I’m a bit of a left-wing guy, and freedom is my fundamental political value. I think you can figure that out if you have a look at pretty much anything I’ve written here in the last two and a half years.

But as far as a lot of the popular culture of the modern West goes – at least the loudest mouths and the major icons – freedom and the left don’t go together. Being left-wing today is popularly associated with hating freedom, wanting to control people, regulate them, determine every aspect of their existence. 

Seriously the best punk record I've heard in years.
This is the triumph of popular libertarianism. It’s the mass media and social media insurgency of the only Young Republicans who actually know how to party.

It’s why, on the first anniversary of Jack Layton’s death, G posted a memoriam caption with a photo of Vladimir Lenin.

Very simplified, without getting into the philosophical or media history.* This is the libertarian attack on the left, with two parts.

* Look through my archives for any of my posts discussing Friedrich Hayek. Kick around those for a while, and you’ll get a sense of the history. 

Part One: All leftists are the same, and ultimately want the same thing, which is total state control of the economy and people’s daily lives. Part Two: The ultimate endgame of that political goal is the Full Hitler and the Full Stalin.

There have been, over the years, some left-wing folks who actually have thought that total control of the economy and citizens’ lives through the state bureaucracy was a good thing. Because the state is the culmination of the people’s existence,** state ownership and control is the same as public ownership and control.

Those people largely don’t exist anymore. Either they changed their mind, or they’ve died. Younger people on the left don’t even think according to this right=freedom / left=control axis anymore, because it doesn’t really make much sense. 

What’s more, this dichotomy, which most popular libertarians today believe is complete and has no real exceptions, is false. My hardcore libertarian friends used to tell me that, because I was against state control of people’s lives, I should also be a right-wing libertarian.

But that way of thinking doesn’t understand a left-wing tradition that’s much more profound and powerful than state-centric communism. This tradition and its ideas become very clear when you read Antonio Negri.

As much as Terry Gilliam's Brazil is a masterpiece, I
can't help but find it a little suspicious that this massive,
expensive art film about the oppressive power of state
bureaucracy was greenlit in the middle of the Reagan
and Thatcher years, when opposition to state control of
everyday life was popularly interpreted as the embrace
of new liberal, trickle-down, low-tax, unregulated free
market economics and all their resulting effects.
Here’s how the argument goes. Institutions are about control, and the state is the most powerful control institution that’s ever been built. The natural state of humans, though, is contrarian. We strain at even the most subtle chains as soon as we realize we’re wearing them. 

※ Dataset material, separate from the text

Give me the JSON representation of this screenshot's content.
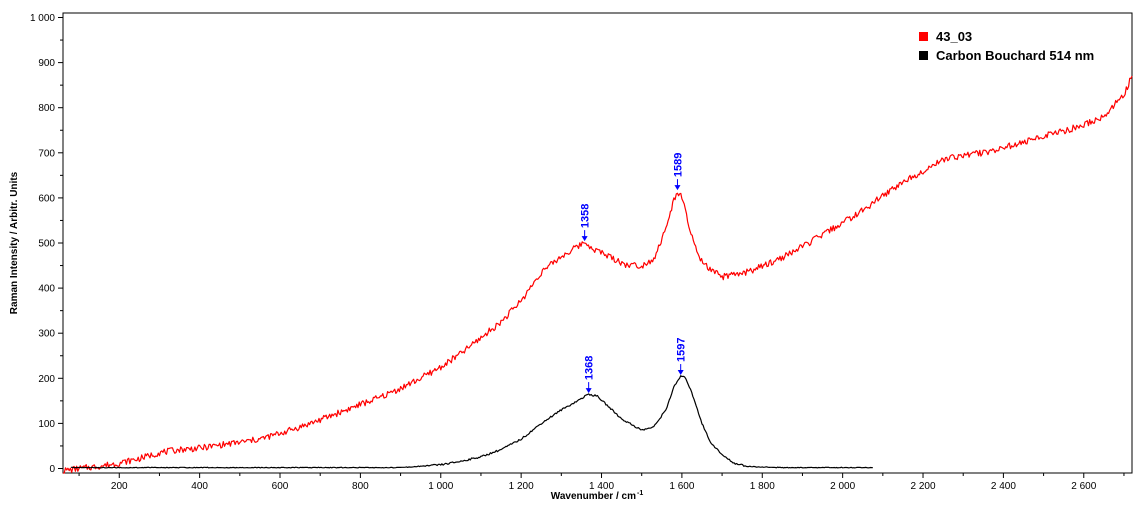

The true universal of human politics is “Fuck you, I won’t do what you tell me!

This is why states can only function without oppression by being democratic. The people need to have as many avenues as possible to turn bureaucracy, politicians, police, and other state control institutions to heel. Our political leaders can’t start thinking that they’re our boss – they work for us.

The communist revolutions of 19th century Europe were about overthrowing monarchs – the kings of Germany, France, Italy, Russia, France, Austria, and possibly also France again. In democratic countries, it was about loosening the state from the more subtle control of longtime elites and big business oligarchs.

Institutions that control the people would be replaced by institutions that governed through local councils and community organizations. It was supposed to be a kind of super-federalism.

Then when a communist revolution actually succeeded, they ended up buying into the oppressive power of their new state institution instead of dismantling it. In Lenin’s years, he turned the state against opposition to his rule, having to use horrifying violence to oppress his enemies. 

Stalin’s priorities, after taking over the Soviet state, were never about people power, but about becoming the most powerful state ever. Stalin’s state was the most powerful, violent, shocking, comprehensive, intense, horrifying overcoding of hundreds of millions of wills with the will of one man.

State-centric communism was counter-revolutionary. Humanity’s revolutionary power is always about freeing ourselves. My leftism is about freeing ourselves.